After literally years of research, brainstorming, analysis, and procrastination, the types of resources consumed by abilities have been determined. This decision has been drawn out by many dependent questions regarding Legend’s underlying resource management design: are resources finite or infinite? Is there a hunger clock? Do health, magic, etc. regenerate? Not all of the questions have been answered. I aspired to find the perfect solution, but the model is too complex to assemble, and I no longer believe a perfect solution exists anyway. I increasingly aim for solutions that are good enough, solutions that don’t offer complete flexibility, but are flexible enough. I embrace the resulting constraints, for they shrink the answer space, and foster creativity. And thus, at the end of the ability resource design journey, I arrived not at revelation but convention, with the health/stamina/magic trinity, a staple of the PC RPG.
- Ability resource consumption design. Abilities may consume stamina, magic, health, and/or items. Magic fuels spells, stamina powers physical feats, and items are needed for specific skills such as picking locks. Like health, stamina and magic are represented in points. The quantities of resources consumed by each ability will be fine-tuned during balancing.
- Player magic and stamina meters. Stamina and magic meters now join the Health meter. I reduced the dimensions of the meters so that they cover up a smaller screen area.

- New Action Step: Consume Resources. Luckily, I didn’t have to implement a new system to handle resource consumption; it fits nicely into the Action Step framework, becoming another building block for constructing actions. This was the most logical solution, since abilities essentially just invoke actions.
- Added Action Source to Actions. Actions are defined using the following structure: [Actor] do [Action Type] with [Item(s)] on [Target] in [Context]. For the Consume Resources Action Step to work, it needs the source of the action (the ability that invoked the action), so that it knows which resources, and how much of each resource, to consume. The action source has been added to the actor structure, making the structure now: [Actor] do [Action Type] from [Source] with [Items] on [Target] in [Context]. This required a lot of changes in the code, but was done quickly using global search and replace (which is surely an architecture smell).
- New items
- Magic and Stamina Potions.

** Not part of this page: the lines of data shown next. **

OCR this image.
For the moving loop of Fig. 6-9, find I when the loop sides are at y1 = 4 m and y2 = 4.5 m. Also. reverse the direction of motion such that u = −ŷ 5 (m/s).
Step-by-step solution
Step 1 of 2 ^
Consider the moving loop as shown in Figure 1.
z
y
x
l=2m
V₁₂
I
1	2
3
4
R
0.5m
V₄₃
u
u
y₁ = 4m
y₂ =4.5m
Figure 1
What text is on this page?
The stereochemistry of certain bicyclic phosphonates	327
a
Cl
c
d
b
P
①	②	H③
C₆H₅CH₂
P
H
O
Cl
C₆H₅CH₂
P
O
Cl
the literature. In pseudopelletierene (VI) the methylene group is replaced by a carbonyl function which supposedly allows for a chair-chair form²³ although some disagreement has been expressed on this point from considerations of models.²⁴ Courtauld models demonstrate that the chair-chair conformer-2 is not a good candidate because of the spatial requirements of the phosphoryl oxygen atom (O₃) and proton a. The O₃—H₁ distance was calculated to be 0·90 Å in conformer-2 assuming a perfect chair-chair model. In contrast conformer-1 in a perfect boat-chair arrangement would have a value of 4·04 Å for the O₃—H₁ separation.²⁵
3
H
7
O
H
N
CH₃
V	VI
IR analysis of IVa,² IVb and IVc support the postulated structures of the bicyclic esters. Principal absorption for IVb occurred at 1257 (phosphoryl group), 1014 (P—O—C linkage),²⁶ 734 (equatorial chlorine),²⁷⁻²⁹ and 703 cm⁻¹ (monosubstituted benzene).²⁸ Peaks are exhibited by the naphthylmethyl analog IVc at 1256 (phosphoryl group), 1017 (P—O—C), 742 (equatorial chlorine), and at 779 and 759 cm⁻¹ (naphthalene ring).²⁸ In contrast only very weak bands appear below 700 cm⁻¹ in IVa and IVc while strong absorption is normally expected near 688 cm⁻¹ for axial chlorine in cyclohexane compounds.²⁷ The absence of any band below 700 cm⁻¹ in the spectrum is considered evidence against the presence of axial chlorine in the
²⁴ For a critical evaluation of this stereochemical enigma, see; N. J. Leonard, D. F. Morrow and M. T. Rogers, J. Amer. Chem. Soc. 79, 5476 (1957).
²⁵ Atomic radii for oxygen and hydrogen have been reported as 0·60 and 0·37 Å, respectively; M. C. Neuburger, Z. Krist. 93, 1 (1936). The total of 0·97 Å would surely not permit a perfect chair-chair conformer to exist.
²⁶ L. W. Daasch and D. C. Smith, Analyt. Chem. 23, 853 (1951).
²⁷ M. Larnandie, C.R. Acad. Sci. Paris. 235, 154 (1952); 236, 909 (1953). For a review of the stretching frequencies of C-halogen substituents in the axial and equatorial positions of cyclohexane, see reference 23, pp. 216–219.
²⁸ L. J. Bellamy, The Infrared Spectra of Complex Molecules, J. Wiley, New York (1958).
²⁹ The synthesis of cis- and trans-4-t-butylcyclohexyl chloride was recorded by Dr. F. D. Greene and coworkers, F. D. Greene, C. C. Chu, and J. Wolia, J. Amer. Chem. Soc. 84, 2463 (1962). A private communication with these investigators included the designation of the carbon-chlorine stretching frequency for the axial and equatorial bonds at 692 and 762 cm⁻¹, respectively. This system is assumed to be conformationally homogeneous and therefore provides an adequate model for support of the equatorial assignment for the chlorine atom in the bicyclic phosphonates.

Self explanatory.
- New abilities
- Health to Magic. Recover magic at the cost of health. No class with healing abilities will be able to use this, since it would be possible to have unlimited health and magic.
- Magic to Stamina. Recover stamina at the cost of magic.
- Visual effects. While looking for a way to modify sprite colors at runtime (I need to display grayscale versions of sprites and make sprites appear frozen when they are hit with an Ice spell), I came across a Unity Asset, All in 1 Sprite Shader. It does far more than I need (at least currently), but it was very popular and highly rated (and on sale) so I bought it. Of all the Unity assets I’ve installed, this asset is probably the easiest to learn; simply add the component to a gameobject and, using the component’s UI, select the visual effects you want to apply. However, I don’t think I’m using it in the intended way. I didn’t want to add the component to the dozens of actor and item prefabs because I didn’t want the visual effect to be always on, and I didn’t want to maintain an extra component for actors and items. So, I just used it to make materials, and I’m applying the effects at runtime by changing the sprite material.
- Improved random Map Element selection. Previously, all Map Elements were assigned a rarity level, which served as the weight in a weighted randomizer. The problem with this is that the rarity distribution changes depending on the number of Map Elements of each rarity level. I’ve now split the selection into two steps. The first step selects the rarity level using a fixed set of probabilities. The second step selects a Map Element from the list of Map Elements of the selected rarity level. This ensures that Map Elements are correctly chosen based on the rarity distribution.
- Bug fixes
- Quick Switch and Hotbar slots still interactive after the player dies
- The action indicator cursor still appears after the player dies
- Enemies stop moving when the player moves out of sight
- Minor improvements
- The Escape key now cancels the Select Cell prompt. My goal is for the game to be completely playable using a keyboard and/or mouse.
- Ability resource consumption support
- Preventing abilities from being used if there are insufficient resources
- Dimming slots containing abilities that can’t be used due to lack of resources
- Tooltips indicate why ability slots are dimmed
Next week, the major task is reassigning sound effects. I’ve purchased several collections from the Unity asset store, but I recently pulled the files out of the Unity project because they were making project snapshots huge. Now, I need to bring only the sound effects that the game is using back into the project. Beyond that, there will be more play-testing and tightening things up.